RJ, if scoring first will lead to a victory 67% of the time, why not lead off with players that can score with one swing of the bat?
Or someone with a 19% BB rate and a .422 OBP.
RJ, if scoring first will lead to a victory 67% of the time, why not lead off with players that can score with one swing of the bat?
Some interesting extensions this spring. Obviously, Altuve gets the mega deal for being elite but DeJong, Suarez, and now Kingery provide new watermarks. My Braves would be smart to ink Albies to the DeJong deal before he puts up a 4+ WAR season. DeJong and the Reds intent to play Senzel at 2B/SS show that teams are valuing infield defense less due to shifts, strikeouts, and players hitting the ball in the air more.
Because he will produce more runs batting behind someone who gets on base at .333-.400+ rate.
Even at .333 OBP and Judge playing 150 games, he will bat for the first time with a runner on base 50 times. He hits a HR about every 13 PAs. This will give the Yankees a 2-0 lead at least two more times per season (this is low and assuming that two of those are hit at home and while behind -this is very unlikely but is very conservative).
That number doesn't include the other times he drives that guy in or the added runs created by having another power hitter behind the leadoff guy and Judge.
As I showed earlier, the difference between batting first and second is only 19 PAs.
Further, with all the stats we have today, it has to be inferred that starting pitchers are much more effective from the wind-up rather than from a stretch.
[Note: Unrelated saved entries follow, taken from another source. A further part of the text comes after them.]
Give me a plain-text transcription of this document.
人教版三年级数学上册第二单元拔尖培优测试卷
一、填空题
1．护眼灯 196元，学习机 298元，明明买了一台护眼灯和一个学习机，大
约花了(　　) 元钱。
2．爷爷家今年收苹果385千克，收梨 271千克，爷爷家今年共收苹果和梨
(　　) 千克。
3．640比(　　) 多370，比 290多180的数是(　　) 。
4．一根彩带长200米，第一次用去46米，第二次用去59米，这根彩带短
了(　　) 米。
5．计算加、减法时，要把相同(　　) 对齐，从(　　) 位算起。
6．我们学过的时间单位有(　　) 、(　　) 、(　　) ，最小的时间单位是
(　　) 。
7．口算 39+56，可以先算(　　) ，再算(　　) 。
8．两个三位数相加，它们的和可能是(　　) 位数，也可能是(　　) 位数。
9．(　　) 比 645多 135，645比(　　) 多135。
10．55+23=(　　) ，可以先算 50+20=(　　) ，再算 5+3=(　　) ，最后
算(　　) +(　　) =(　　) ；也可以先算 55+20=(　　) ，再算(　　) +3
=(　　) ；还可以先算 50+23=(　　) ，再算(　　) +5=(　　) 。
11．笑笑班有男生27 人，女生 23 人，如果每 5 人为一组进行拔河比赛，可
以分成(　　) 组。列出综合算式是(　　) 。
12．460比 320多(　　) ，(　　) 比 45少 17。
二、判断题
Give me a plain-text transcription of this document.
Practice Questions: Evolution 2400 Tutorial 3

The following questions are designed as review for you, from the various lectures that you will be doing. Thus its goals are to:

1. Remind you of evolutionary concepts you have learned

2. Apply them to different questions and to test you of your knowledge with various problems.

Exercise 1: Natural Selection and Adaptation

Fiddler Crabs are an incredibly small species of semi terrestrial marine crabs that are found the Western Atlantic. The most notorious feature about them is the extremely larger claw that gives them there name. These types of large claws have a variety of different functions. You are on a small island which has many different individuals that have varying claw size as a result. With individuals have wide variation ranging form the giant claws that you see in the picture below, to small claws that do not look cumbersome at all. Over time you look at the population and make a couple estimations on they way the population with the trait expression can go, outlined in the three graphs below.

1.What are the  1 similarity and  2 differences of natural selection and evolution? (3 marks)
If it was even relatively equal, a number of starters would be pitching exclusively from the stretch. I can't think of any of the 150+ rotation who do this. Thus, batting with a man on base 50+ more times than he would leading off would give him better pitches to hit in those PAs than he would have leading off.
I'm not saying put a Punch and Judy hitter second. This is only about Judge.
So simple, direct and basic numbers don't work?
Why? Batting second he will appear at least 50 times with a man on base that he wouldn't have batting first. He hit a HR every 13 PA. That would be 4 HR's with a man on. He knocked in a run every 6 PA. This could create another 8 RBI.
This is simple and direct. To not accept them is to pick and choose what to accept and not accept.
I think that Stephen Strasburg of the Nats pitches from the stretch all the time.
You're assuming that the "replacement" player wouldn't knock any of those guys in, and are focusing solely on Judge and his RBIs (presumably his runs scored would increase) without thinking about how it would affect the team as a whole. Essentially, you said "this is only about Judge" when it's not. You could still be correct looking at it that from the whole team aspect as well, I don't have the data to argue it either way (I'm assuming someone does), but it's an interesting thought experiment.